Give me a class of thirty year 11s and I can teach them Shakespeare, poetry or An Inspector Calls. I’d do if confidently and with minimal anxiety. Tell me to try something new or even worse, on my own, that’s when the true fear starts. The next day, at lunchtime in the staffroom, I broached the prospect of going to the cinema on my own, adopting an intentionally casual tone so as not to raise suspicion or betray how anxious the prospect was making me. Nobody thought it was that weird. Or at least they didn’t say so. I was even recommended a film and found a 6.30pm showing at my nearest cinema that I could go to during the week.
As a result of this internal unrest I think I’ll always have a soft spot for John Wick. Most people who’ve seen it say they were really surprised by how much they enjoyed it, which is how I’d describe going to the cinema on my own that evening. I actually really enjoyed it. I had chosen a film I wanted to see and when I wanted to see it. I had left work when I wanted, didn’t have to worry about meeting anyone, didn’t have to worry about whether my code-of-conduct-adherent snack would aggrieve my cinematic companion somehow and I could leave the cinema when I wanted without that whole hanging around whilst people use the loo etc. It was actually rather liberating. No-one, as far as I had noticed, had stared at me. I’d had a great evening in my own company – a prospect which had seemed so nightmarish and so unlikely for so long. Once home I wrote my review and posted it on my blog. I did the same the next week. And the week after.
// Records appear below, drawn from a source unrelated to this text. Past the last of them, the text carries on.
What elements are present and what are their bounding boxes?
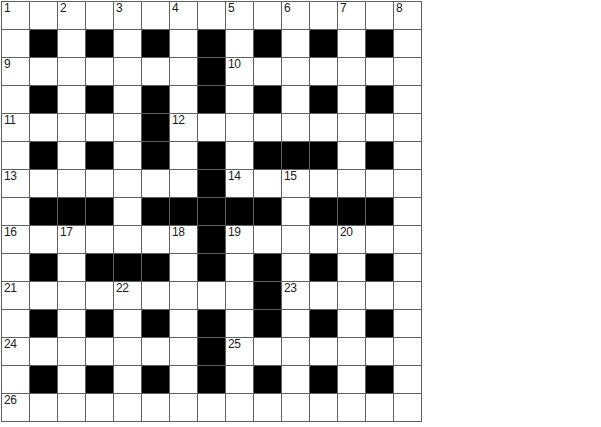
cell-r9c12[interactable] — [310, 226, 337, 253]
cell-r15c3[interactable] — [58, 394, 85, 421]
cell-r13c3[interactable] — [58, 338, 85, 365]
cell-r15c5[interactable] — [114, 394, 141, 421]
clue-number-12: 12 — [172, 114, 184, 127]
cell-r3c3[interactable] — [58, 58, 85, 85]
block-cell-r12c6 — [142, 310, 169, 337]
cell-r7c15[interactable] — [394, 170, 421, 197]
cell-r7c7[interactable] — [170, 170, 197, 197]
block-cell-r12c14 — [366, 310, 393, 337]
block-cell-r2c6 — [142, 30, 169, 57]
block-cell-r8c9 — [226, 198, 253, 225]
clue-number-22: 22 — [116, 282, 128, 295]
cell-r9c2[interactable] — [30, 226, 57, 253]
block-cell-r6c6 — [142, 142, 169, 169]
block-cell-r14c8 — [198, 366, 225, 393]
cell-r1c14[interactable] — [366, 2, 393, 29]
cell-r11c13[interactable] — [338, 282, 365, 309]
cell-r15c9[interactable] — [226, 394, 253, 421]
block-cell-r6c4 — [86, 142, 113, 169]
cell-r3c14[interactable] — [366, 58, 393, 85]
cell-r3c6[interactable] — [142, 58, 169, 85]
block-cell-r4c8 — [198, 86, 225, 113]
clue-number-25: 25 — [228, 338, 240, 351]
cell-r3c4[interactable] — [86, 58, 113, 85]
cell-r4c3[interactable] — [58, 86, 85, 113]
cell-r2c1[interactable] — [2, 30, 29, 57]
cell-r11c15[interactable] — [394, 282, 421, 309]
clue-number-10: 10 — [228, 58, 240, 71]
cell-r1c3[interactable]: 2 — [58, 2, 85, 29]
cell-r7c9[interactable]: 14 — [226, 170, 253, 197]
cell-r2c9[interactable] — [226, 30, 253, 57]
cell-r3c13[interactable] — [338, 58, 365, 85]
cell-r11c11[interactable]: 23 — [282, 282, 309, 309]
block-cell-r11c10 — [254, 282, 281, 309]
block-cell-r12c4 — [86, 310, 113, 337]
clue-number-3: 3 — [116, 2, 122, 15]
cell-r15c13[interactable] — [338, 394, 365, 421]
clue-number-18: 18 — [172, 226, 184, 239]
cell-r11c12[interactable] — [310, 282, 337, 309]
cell-r7c11[interactable]: 15 — [282, 170, 309, 197]
clue-number-20: 20 — [340, 226, 352, 239]
block-cell-r8c10 — [254, 198, 281, 225]
block-cell-r4c14 — [366, 86, 393, 113]
block-cell-r5c6 — [142, 114, 169, 141]
cell-r15c14[interactable] — [366, 394, 393, 421]
cell-r12c5[interactable] — [114, 310, 141, 337]
cell-r1c2[interactable] — [30, 2, 57, 29]
cell-r5c12[interactable] — [310, 114, 337, 141]
cell-r11c4[interactable] — [86, 282, 113, 309]
block-cell-r7c8 — [198, 170, 225, 197]
block-cell-r14c6 — [142, 366, 169, 393]
cell-r4c1[interactable] — [2, 86, 29, 113]
block-cell-r2c12 — [310, 30, 337, 57]
block-cell-r14c4 — [86, 366, 113, 393]
cell-r7c14[interactable] — [366, 170, 393, 197]
cell-r2c11[interactable] — [282, 30, 309, 57]
cell-r1c1[interactable]: 1 — [2, 2, 29, 29]
cell-r1c4[interactable] — [86, 2, 113, 29]
clue-number-7: 7 — [340, 2, 346, 15]
clue-number-17: 17 — [60, 226, 72, 239]
cell-r9c7[interactable]: 18 — [170, 226, 197, 253]
cell-r1c5[interactable]: 3 — [114, 2, 141, 29]
cell-r6c13[interactable] — [338, 142, 365, 169]
cell-r9c10[interactable] — [254, 226, 281, 253]
clue-number-16: 16 — [4, 226, 16, 239]
cell-r4c13[interactable] — [338, 86, 365, 113]
cell-r3c7[interactable] — [170, 58, 197, 85]
block-cell-r8c4 — [86, 198, 113, 225]
cell-r11c7[interactable] — [170, 282, 197, 309]
block-cell-r10c12 — [310, 254, 337, 281]
cell-r11c1[interactable]: 21 — [2, 282, 29, 309]
block-cell-r2c8 — [198, 30, 225, 57]
cell-r9c4[interactable] — [86, 226, 113, 253]
cell-r6c3[interactable] — [58, 142, 85, 169]
cell-r13c9[interactable]: 25 — [226, 338, 253, 365]
cell-r4c9[interactable] — [226, 86, 253, 113]
cell-r6c7[interactable] — [170, 142, 197, 169]
cell-r15c6[interactable] — [142, 394, 169, 421]
block-cell-r2c14 — [366, 30, 393, 57]
block-cell-r14c2 — [30, 366, 57, 393]
clue-number-23: 23 — [284, 282, 296, 295]
block-cell-r12c10 — [254, 310, 281, 337]
block-cell-r8c6 — [142, 198, 169, 225]
cell-r13c10[interactable] — [254, 338, 281, 365]
cell-r14c3[interactable] — [58, 366, 85, 393]
cell-r1c13[interactable]: 7 — [338, 2, 365, 29]
cell-r5c9[interactable] — [226, 114, 253, 141]
cell-r14c15[interactable] — [394, 366, 421, 393]
cell-r1c8[interactable] — [198, 2, 225, 29]
cell-r10c9[interactable] — [226, 254, 253, 281]
cell-r2c15[interactable] — [394, 30, 421, 57]
cell-r5c4[interactable] — [86, 114, 113, 141]
cell-r3c12[interactable] — [310, 58, 337, 85]
cell-r5c14[interactable] — [366, 114, 393, 141]
block-cell-r12c8 — [198, 310, 225, 337]
cell-r9c11[interactable] — [282, 226, 309, 253]
cell-r15c11[interactable] — [282, 394, 309, 421]
cell-r13c1[interactable]: 24 — [2, 338, 29, 365]
cell-r13c13[interactable] — [338, 338, 365, 365]
clue-number-26: 26 — [4, 394, 16, 407]
block-cell-r10c6 — [142, 254, 169, 281]
cell-r11c9[interactable] — [226, 282, 253, 309]
clue-number-21: 21 — [4, 282, 16, 295]
cell-r5c13[interactable] — [338, 114, 365, 141]
cell-r11c14[interactable] — [366, 282, 393, 309]
cell-r7c4[interactable] — [86, 170, 113, 197]
block-cell-r4c12 — [310, 86, 337, 113]
cell-r13c14[interactable] — [366, 338, 393, 365]
clue-number-5: 5 — [228, 2, 234, 15]
cell-r8c15[interactable] — [394, 198, 421, 225]
cell-r9c5[interactable] — [114, 226, 141, 253]
cell-r1c12[interactable] — [310, 2, 337, 29]
cell-r10c1[interactable] — [2, 254, 29, 281]
cell-r9c1[interactable]: 16 — [2, 226, 29, 253]
cell-r8c5[interactable] — [114, 198, 141, 225]
cell-r11c2[interactable] — [30, 282, 57, 309]
cell-r10c7[interactable] — [170, 254, 197, 281]
cell-r13c2[interactable] — [30, 338, 57, 365]
block-cell-r2c4 — [86, 30, 113, 57]
block-cell-r10c10 — [254, 254, 281, 281]
cell-r7c10[interactable] — [254, 170, 281, 197]
block-cell-r2c10 — [254, 30, 281, 57]
cell-r4c5[interactable] — [114, 86, 141, 113]
cell-r6c5[interactable] — [114, 142, 141, 169]
cell-r12c1[interactable] — [2, 310, 29, 337]
cell-r5c3[interactable] — [58, 114, 85, 141]
cell-r11c3[interactable] — [58, 282, 85, 309]
cell-r14c9[interactable] — [226, 366, 253, 393]
cell-r3c5[interactable] — [114, 58, 141, 85]
block-cell-r8c2 — [30, 198, 57, 225]
cell-r5c10[interactable] — [254, 114, 281, 141]
block-cell-r8c7 — [170, 198, 197, 225]
cell-r13c12[interactable] — [310, 338, 337, 365]
cell-r3c9[interactable]: 10 — [226, 58, 253, 85]
clue-number-6: 6 — [284, 2, 290, 15]
crossword-board: 1234567891011121314151617181920212223242… — [1, 1, 422, 422]
block-cell-r8c12 — [310, 198, 337, 225]
cell-r4c11[interactable] — [282, 86, 309, 113]
cell-r13c6[interactable] — [142, 338, 169, 365]
cell-r8c1[interactable] — [2, 198, 29, 225]
cell-r11c6[interactable] — [142, 282, 169, 309]
cell-r10c15[interactable] — [394, 254, 421, 281]
cell-r14c7[interactable] — [170, 366, 197, 393]
block-cell-r6c8 — [198, 142, 225, 169]
block-cell-r6c11 — [282, 142, 309, 169]
cell-r1c11[interactable]: 6 — [282, 2, 309, 29]
block-cell-r10c2 — [30, 254, 57, 281]
cell-r9c13[interactable]: 20 — [338, 226, 365, 253]
cell-r14c5[interactable] — [114, 366, 141, 393]
cell-r2c13[interactable] — [338, 30, 365, 57]
block-cell-r3c8 — [198, 58, 225, 85]
cell-r9c15[interactable] — [394, 226, 421, 253]
clue-number-19: 19 — [228, 226, 240, 239]
cell-r5c7[interactable]: 12 — [170, 114, 197, 141]
cell-r3c15[interactable] — [394, 58, 421, 85]
cell-r2c7[interactable] — [170, 30, 197, 57]
cell-r15c8[interactable] — [198, 394, 225, 421]
cell-r13c4[interactable] — [86, 338, 113, 365]
cell-r12c7[interactable] — [170, 310, 197, 337]
cell-r13c11[interactable] — [282, 338, 309, 365]
clue-number-11: 11 — [4, 114, 15, 127]
cell-r14c1[interactable] — [2, 366, 29, 393]
block-cell-r6c12 — [310, 142, 337, 169]
cell-r1c10[interactable] — [254, 2, 281, 29]
cell-r13c7[interactable] — [170, 338, 197, 365]
cell-r3c11[interactable] — [282, 58, 309, 85]
cell-r7c5[interactable] — [114, 170, 141, 197]
cell-r15c1[interactable]: 26 — [2, 394, 29, 421]
block-cell-r8c13 — [338, 198, 365, 225]
cell-r4c15[interactable] — [394, 86, 421, 113]
block-cell-r4c2 — [30, 86, 57, 113]
cell-r1c7[interactable]: 4 — [170, 2, 197, 29]
block-cell-r4c10 — [254, 86, 281, 113]
block-cell-r13c8 — [198, 338, 225, 365]
clue-number-9: 9 — [4, 58, 10, 71]
cell-r7c2[interactable] — [30, 170, 57, 197]
block-cell-r10c5 — [114, 254, 141, 281]
clue-number-4: 4 — [172, 2, 178, 15]
block-cell-r10c4 — [86, 254, 113, 281]
cell-r12c9[interactable] — [226, 310, 253, 337]
block-cell-r10c8 — [198, 254, 225, 281]
cell-r15c7[interactable] — [170, 394, 197, 421]
cell-r3c2[interactable] — [30, 58, 57, 85]
cell-r9c14[interactable] — [366, 226, 393, 253]
cell-r11c5[interactable]: 22 — [114, 282, 141, 309]
cell-r6c1[interactable] — [2, 142, 29, 169]
cell-r5c1[interactable]: 11 — [2, 114, 29, 141]
block-cell-r8c14 — [366, 198, 393, 225]
cell-r15c12[interactable] — [310, 394, 337, 421]
cell-r1c15[interactable]: 8 — [394, 2, 421, 29]
cell-r7c1[interactable]: 13 — [2, 170, 29, 197]
block-cell-r14c12 — [310, 366, 337, 393]
page-background: 1234567891011121314151617181920212223242… — [0, 0, 601, 427]
cell-r5c2[interactable] — [30, 114, 57, 141]
block-cell-r12c2 — [30, 310, 57, 337]
cell-r10c13[interactable] — [338, 254, 365, 281]
cell-r13c5[interactable] — [114, 338, 141, 365]
block-cell-r10c14 — [366, 254, 393, 281]
block-cell-r8c3 — [58, 198, 85, 225]
cell-r7c6[interactable] — [142, 170, 169, 197]
cell-r12c13[interactable] — [338, 310, 365, 337]
block-cell-r6c2 — [30, 142, 57, 169]
cell-r12c15[interactable] — [394, 310, 421, 337]
block-cell-r6c10 — [254, 142, 281, 169]
clue-number-8: 8 — [396, 2, 402, 15]
block-cell-r8c8 — [198, 198, 225, 225]
cell-r9c9[interactable]: 19 — [226, 226, 253, 253]
cell-r15c15[interactable] — [394, 394, 421, 421]
cell-r9c3[interactable]: 17 — [58, 226, 85, 253]
cell-r2c3[interactable] — [58, 30, 85, 57]
cell-r15c2[interactable] — [30, 394, 57, 421]
cell-r7c12[interactable] — [310, 170, 337, 197]
block-cell-r12c12 — [310, 310, 337, 337]
cell-r2c5[interactable] — [114, 30, 141, 57]
cell-r7c3[interactable] — [58, 170, 85, 197]
cell-r13c15[interactable] — [394, 338, 421, 365]
cell-r3c1[interactable]: 9 — [2, 58, 29, 85]
cell-r7c13[interactable] — [338, 170, 365, 197]
clue-number-13: 13 — [4, 170, 16, 183]
cell-r12c3[interactable] — [58, 310, 85, 337]
cell-r5c5[interactable] — [114, 114, 141, 141]
cell-r6c9[interactable] — [226, 142, 253, 169]
block-cell-r6c14 — [366, 142, 393, 169]
block-cell-r2c2 — [30, 30, 57, 57]
cell-r14c13[interactable] — [338, 366, 365, 393]
cell-r4c7[interactable] — [170, 86, 197, 113]
cell-r12c11[interactable] — [282, 310, 309, 337]
cell-r10c11[interactable] — [282, 254, 309, 281]
cell-r15c10[interactable] — [254, 394, 281, 421]
cell-r5c11[interactable] — [282, 114, 309, 141]
block-cell-r14c10 — [254, 366, 281, 393]
cell-r15c4[interactable] — [86, 394, 113, 421]
cell-r9c6[interactable] — [142, 226, 169, 253]
block-cell-r9c8 — [198, 226, 225, 253]
cell-r5c8[interactable] — [198, 114, 225, 141]
cell-r1c6[interactable] — [142, 2, 169, 29]
clue-number-14: 14 — [228, 170, 240, 183]
cell-r1c9[interactable]: 5 — [226, 2, 253, 29]
clue-number-24: 24 — [4, 338, 16, 351]
block-cell-r4c6 — [142, 86, 169, 113]
clue-number-1: 1 — [4, 2, 10, 15]
cell-r10c3[interactable] — [58, 254, 85, 281]
cell-r6c15[interactable] — [394, 142, 421, 169]
clue-number-2: 2 — [60, 2, 66, 15]
block-cell-r4c4 — [86, 86, 113, 113]
cell-r11c8[interactable] — [198, 282, 225, 309]
cell-r3c10[interactable] — [254, 58, 281, 85]
cell-r8c11[interactable] — [282, 198, 309, 225]
block-cell-r14c14 — [366, 366, 393, 393]
cell-r14c11[interactable] — [282, 366, 309, 393]
clue-number-15: 15 — [284, 170, 296, 183]
cell-r5c15[interactable] — [394, 114, 421, 141]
Next month will mark two years since I took myself out on that movie date. I can wholeheartedly say it’s the best decision I’ve ever made, equal to becoming a teacher. It gave me a hobby that soon became a passion. It revitalised my sense of purpose, gave me happiness and a contentedness I could reinvest in my teaching. It’s brought me friendships and confidence. I’ve been to movie premieres, innumerable preview screenings and meet some truly incredible people along the way. If I hadn’t made the decision to allow myself to go to the cinema on my own I really wouldn’t be the person I am today. By making time for my love of cinema and coming to peace with sometimes going on my own, I found a way of coming to peace with myself.